Friday, March 9, 2007

Imitation is the Best Form of Flattery (100 anos 1)

When the epidemic of insomnia and forgetting arrives in Macondo, Aureliano hopes that by marking objects with their names (bridging the gap between signifiant and signifié as it were), he will help the townsfolk remember things. This works until they start forgetting how to read. It is only once Melquiades returns and provides his magic drink that their memory is restored. Both epidemics appear as natural phenomena within the Macondian universe and, far from seeming fantastical, are viewed by their victims as entirely prosaic occurences. By destroying the line between real and fantastic, Marquez gives us here a perfect example of magical realism, which was described in class as a manner of treating the extraordinary as if it were ordinary and hybridizing European rationality with the supposed 'magical' mentality of the Indian.

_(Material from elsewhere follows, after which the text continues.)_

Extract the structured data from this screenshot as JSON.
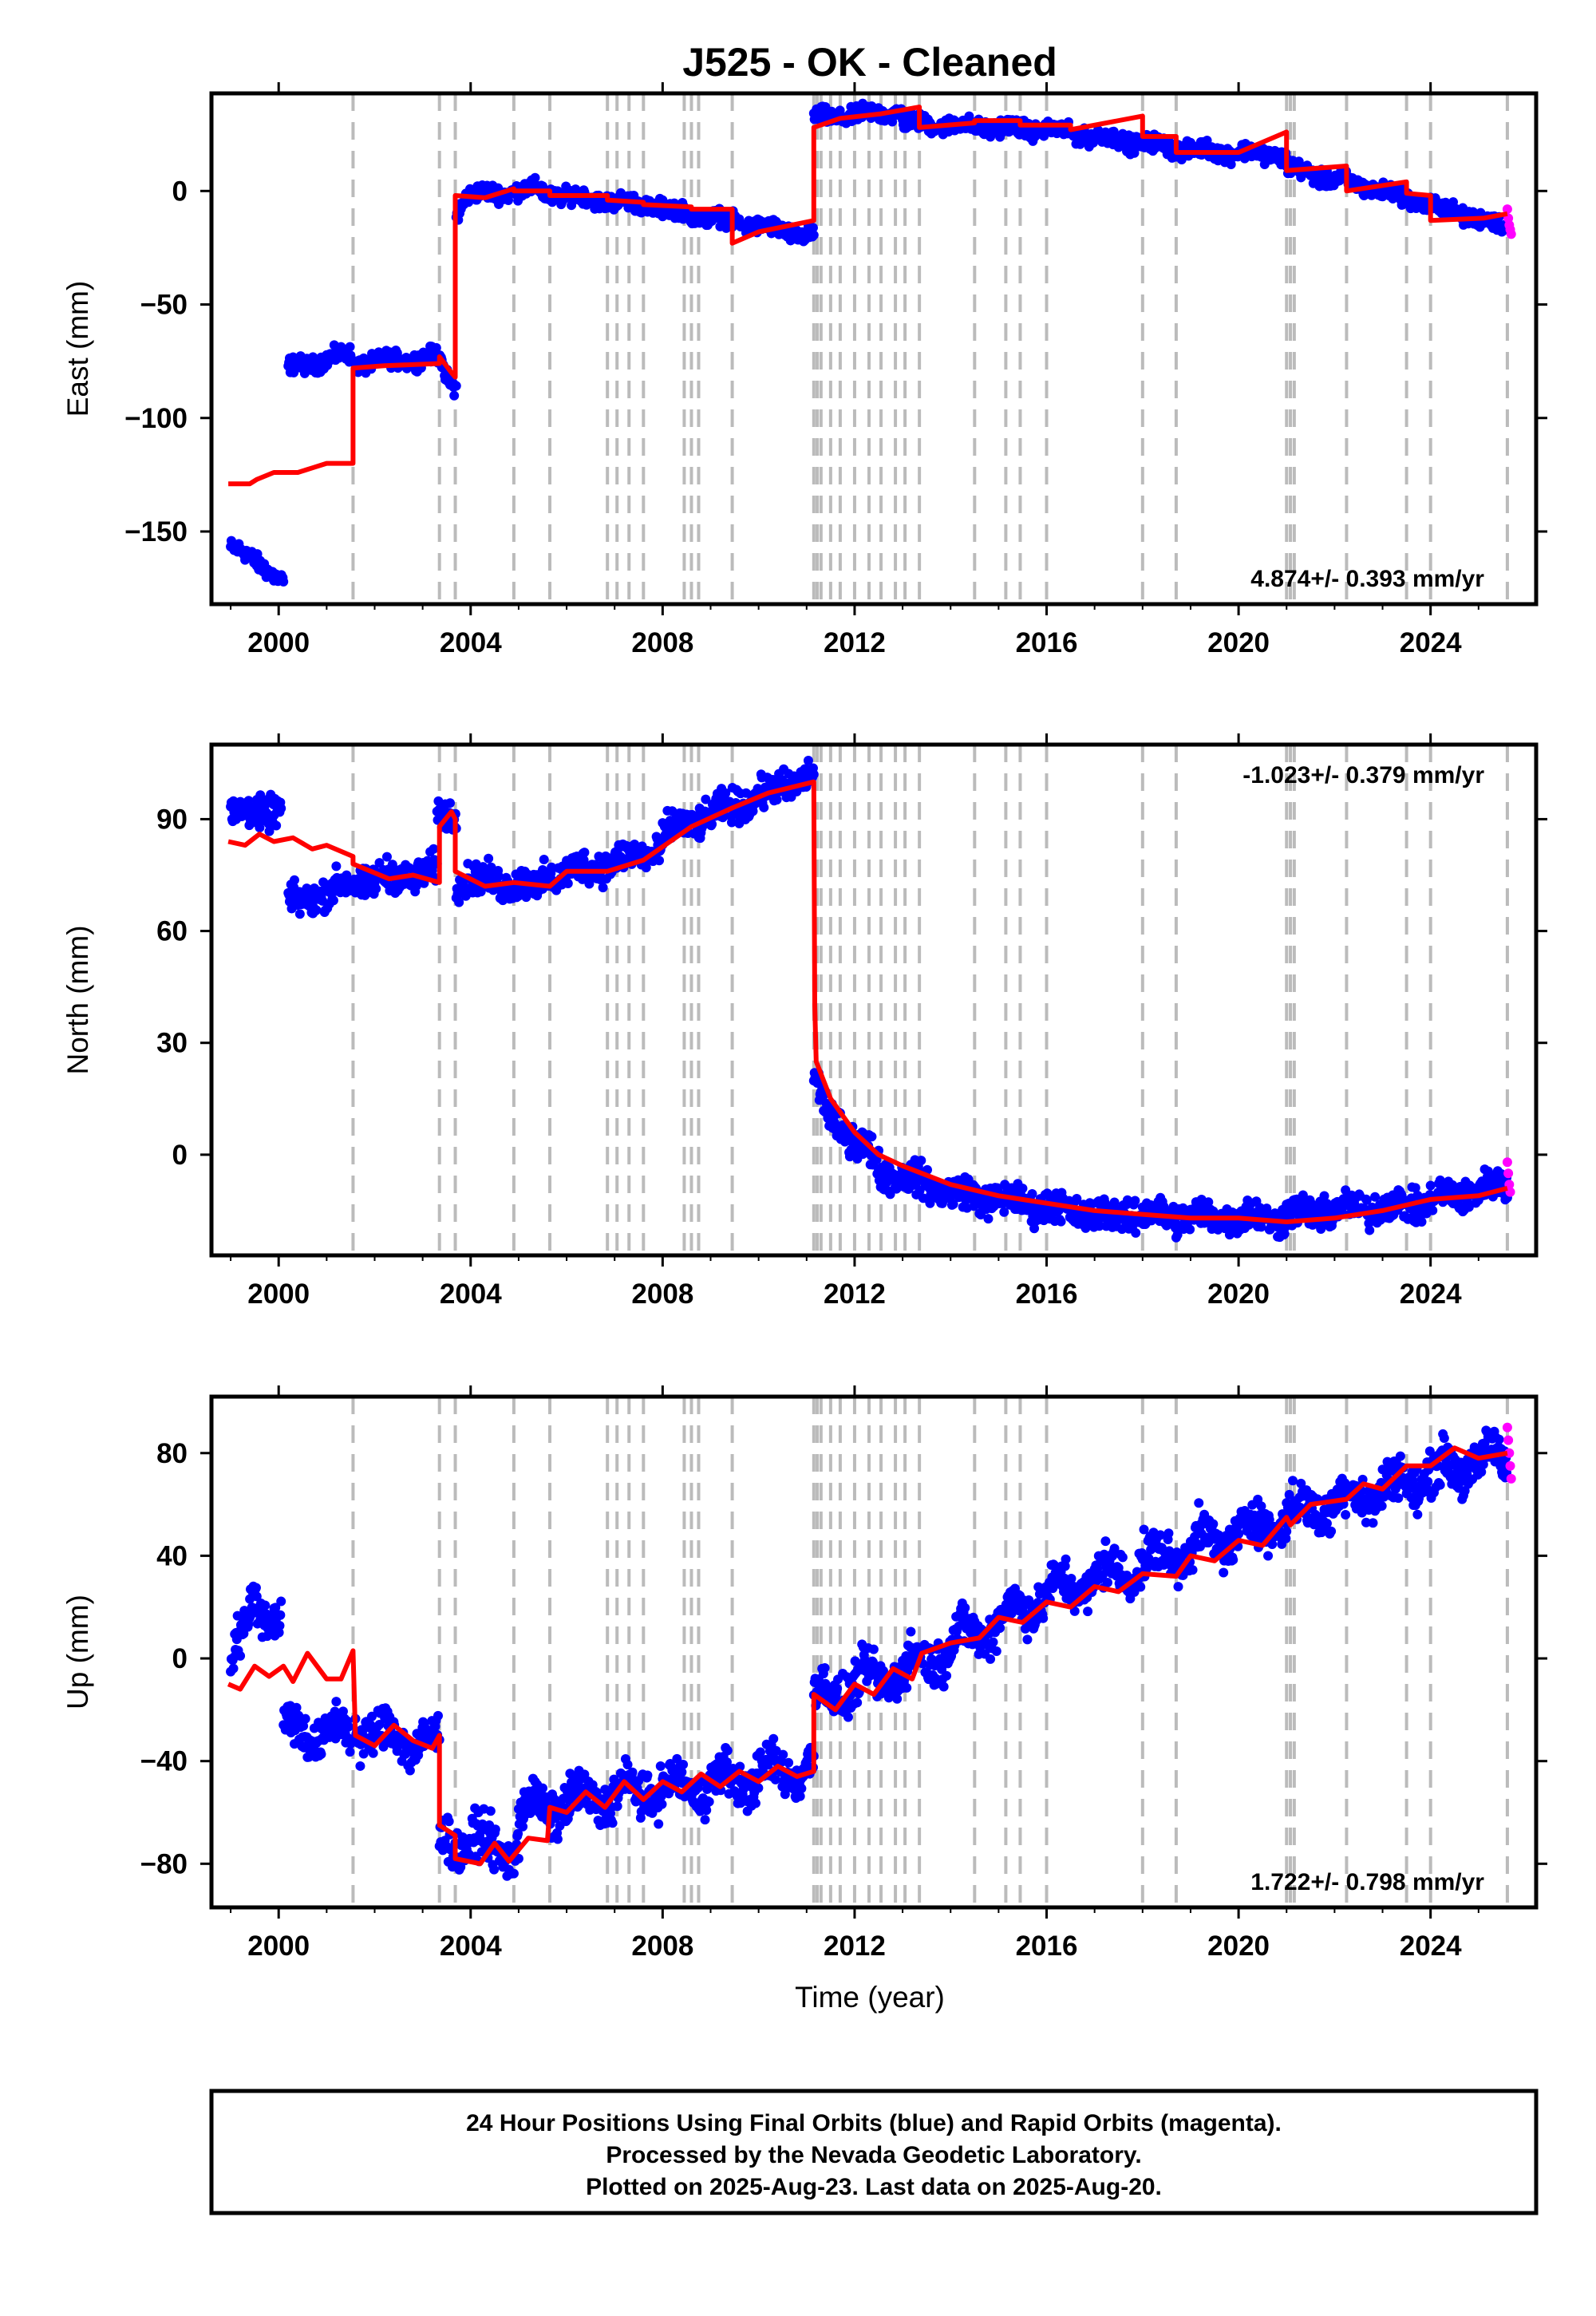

Having read Como agua para chocolate previously in the semester, I have the impression of meeting two key points in the life of a (now exhausted) literary mode, with Esquivel (who cashed in on magic realism´s appeal so thoroughly as to kill it) at one end and Marquez (whose formulations were so alluring as to inspire a generation of New and Third World writers) at the other. I am also reminded of Bolaños´s critique of Isabel Allende as a pseudo-writer in whose "scribbles" one finds imitations of Marquez. Reading the latter makes Esquivel and Allende appear even worse and confirms one of the criteria for bad literature we came up with in class: resorting to tried and tested formula to compensate for imaginative deficiency.